Question: In an experiment for determining the gravitational acceleration g of a place with the help of a simp...

Question

In an experiment for determining the gravitational acceleration g of a place with the help of a simple pendulum, the measured time period square is plotted against the string length of the pendulum in the figure. What is the value of g at the place?

A. $9.81m/{{s}^{2}}$
B. $9.87m/{{s}^{2}}$
C. $9.91m/{{s}^{2}}$
D. $10.0m/{{s}^{2}}$

Answer 1

Solution

As a very first step, you could find the slope of the given graph.

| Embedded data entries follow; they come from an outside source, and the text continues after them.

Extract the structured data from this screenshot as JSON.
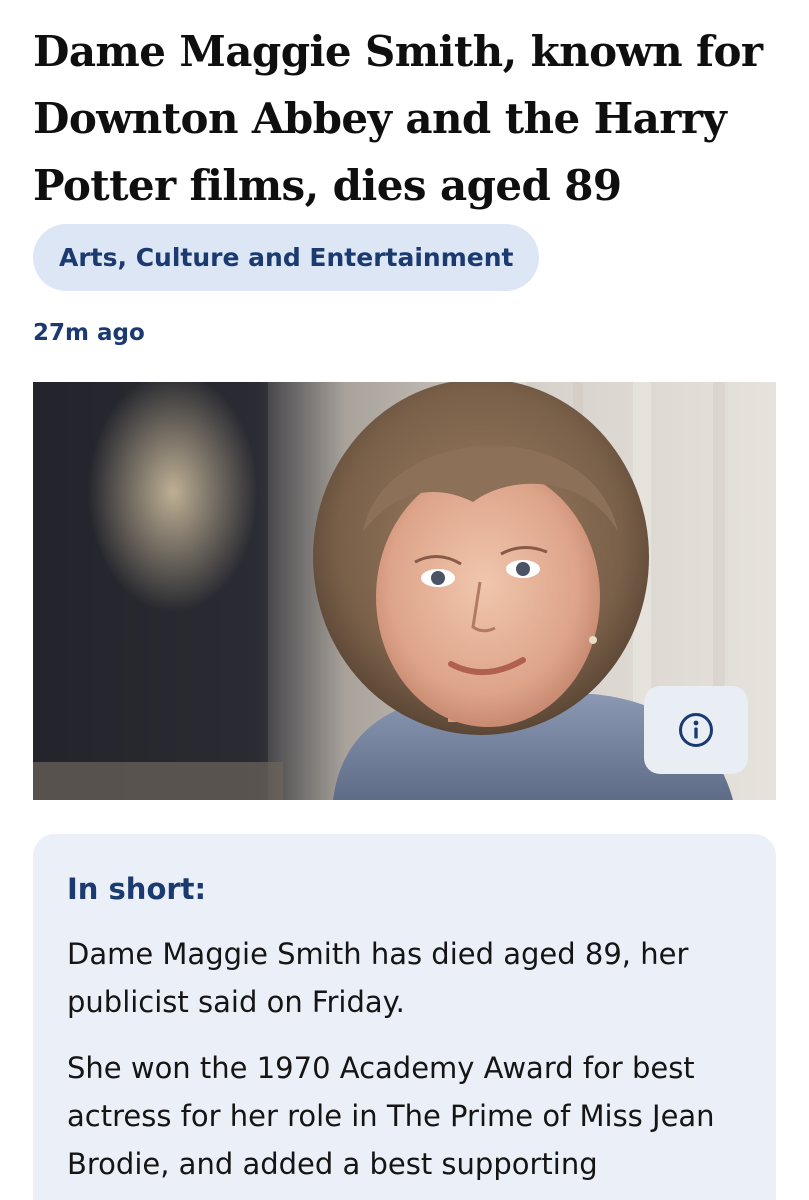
{
  "article": {
    "headline": "Dame Maggie Smith, known for Downton Abbey and the Harry Potter films, dies aged 89",
    "topic_chip": "Arts, Culture and Entertainment",
    "published": "27m ago"
  },
  "hero_image": {
    "info_icon": "info-circle-icon"
  },
  "in_short": {
    "heading": "In short:",
    "paragraphs": [
      "Dame Maggie Smith has died aged 89, her publicist said on Friday.",
      "She won the 1970 Academy Award for best actress for her role in The Prime of Miss Jean Brodie, and added a best supporting"
    ]
  },
  "colors": {
    "accent_navy": "#1a3a70",
    "chip_background": "#dde6f5",
    "summary_background": "#eaeff8"
  }
}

Then you could recall the expression for a time period of simple pendulum and then by squaring on both sides we will get an expression which when compared with a straight line equation will give the slope. Equating this to the above found slope, you will get the answer.
Formula used:
Time period of simple pendulum,
$T=2\pi \sqrt{\dfrac{l}{g}}$

Complete step by step answer:
In an experiment for determining the gravitational acceleration g of a place with the help of a simple pendulum, the measured time period square is plotted against the string length of the pendulum in the figure. What is the value of g at the place?

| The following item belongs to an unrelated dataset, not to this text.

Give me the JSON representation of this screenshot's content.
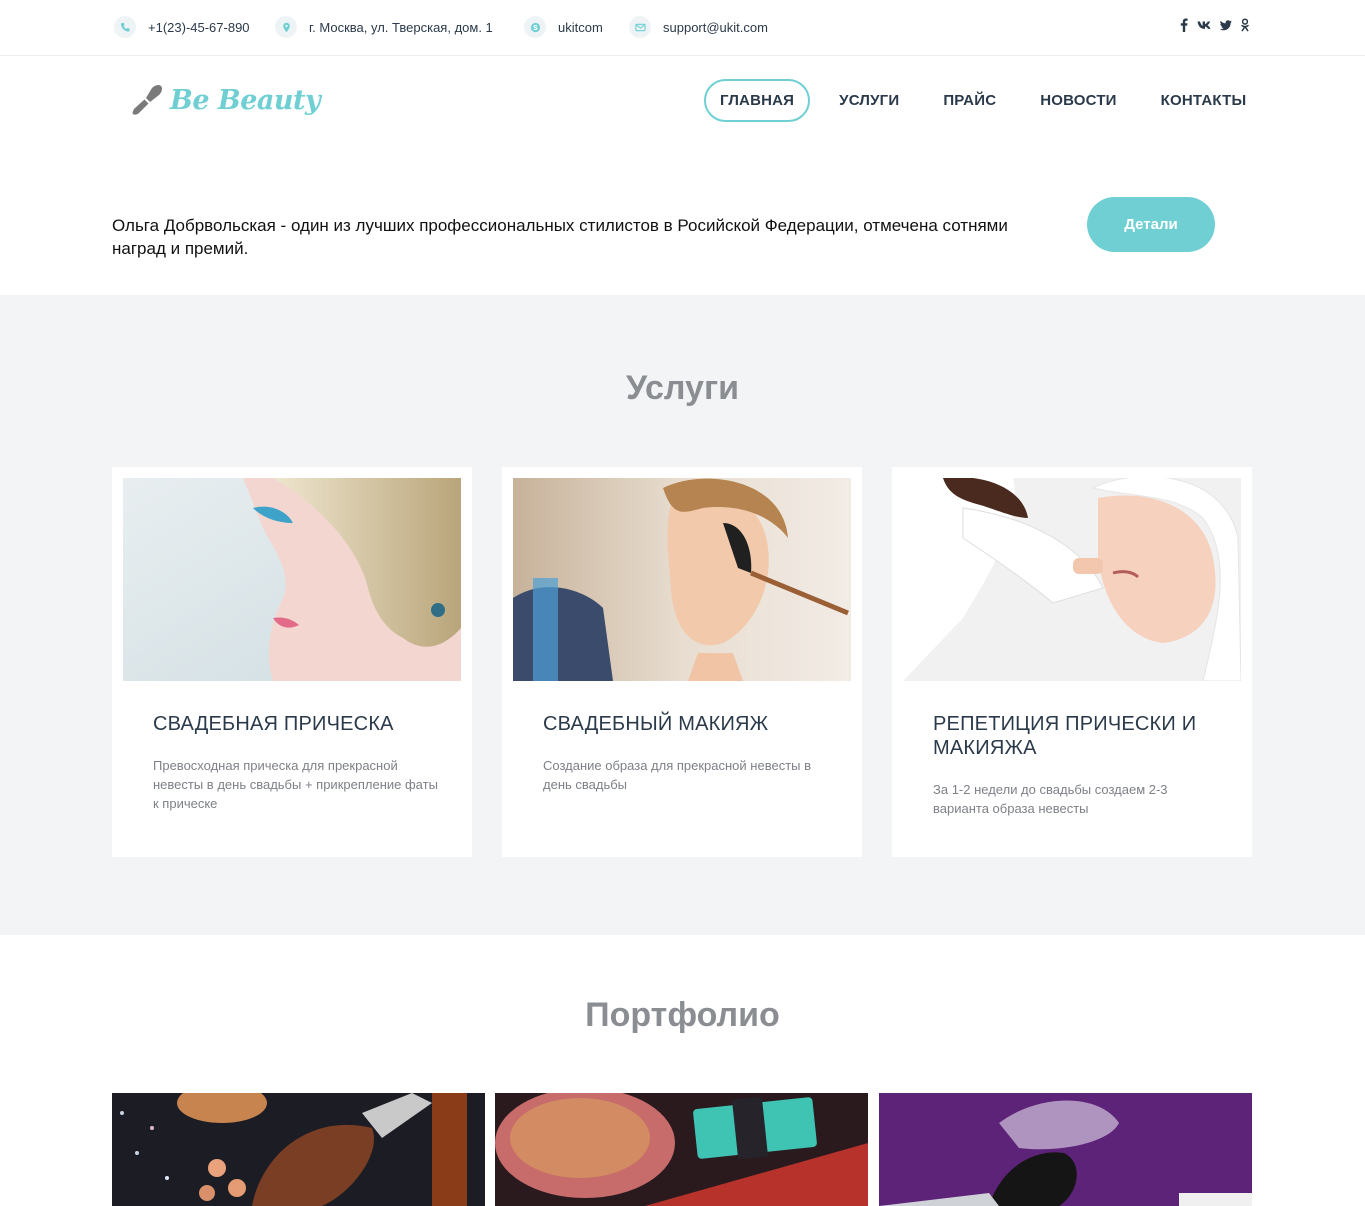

In the question, we are discussing an experiment that is conducted to determine the gravitational acceleration g of that place using a simple pendulum. We are provided with a graph in which the square of the time period is plotted against the length of the string. Using all this information, we are supposed to find the gravitational acceleration of that place.
From the graph we could find the slope m.
$m=\dfrac{8-4}{2-1}$
$\Rightarrow m=4$ ………………………………………… (1)
Now, let us recall the expression for the time period of a simple pendulum,
$T=2\pi \sqrt{\dfrac{l}{g}}$
Squaring on both sides we get,
${{T}^{2}}=\dfrac{4{{\pi }^{2}}}{g}l$
Here, it is very clear that, when ${{T}^{2}}$ and l are plotted against each other, the slope would be,
$m=\dfrac{4{{\pi }^{2}}}{g}$ ……………………………………………. (2)
From (1) and (2), we get,
$\dfrac{4{{\pi }^{2}}}{g}=4$
$\Rightarrow g={{\pi }^{2}}$
$\therefore g=9.87m{{s}^{-2}}$
Therefore, the value of g is found to be $g=9.87m{{s}^{-2}}$

So, the correct answer is “Option B”.

Note: You may recall that the acceleration due earth’s gravity is normally taken as $9.8m{{s}^{-2}}$ . However, this value also depends upon the location of the experimental setup as this value shows slight variation with altitude. This is also the most accurate approximation and if you end in a very different value then it must be due to some experimental error.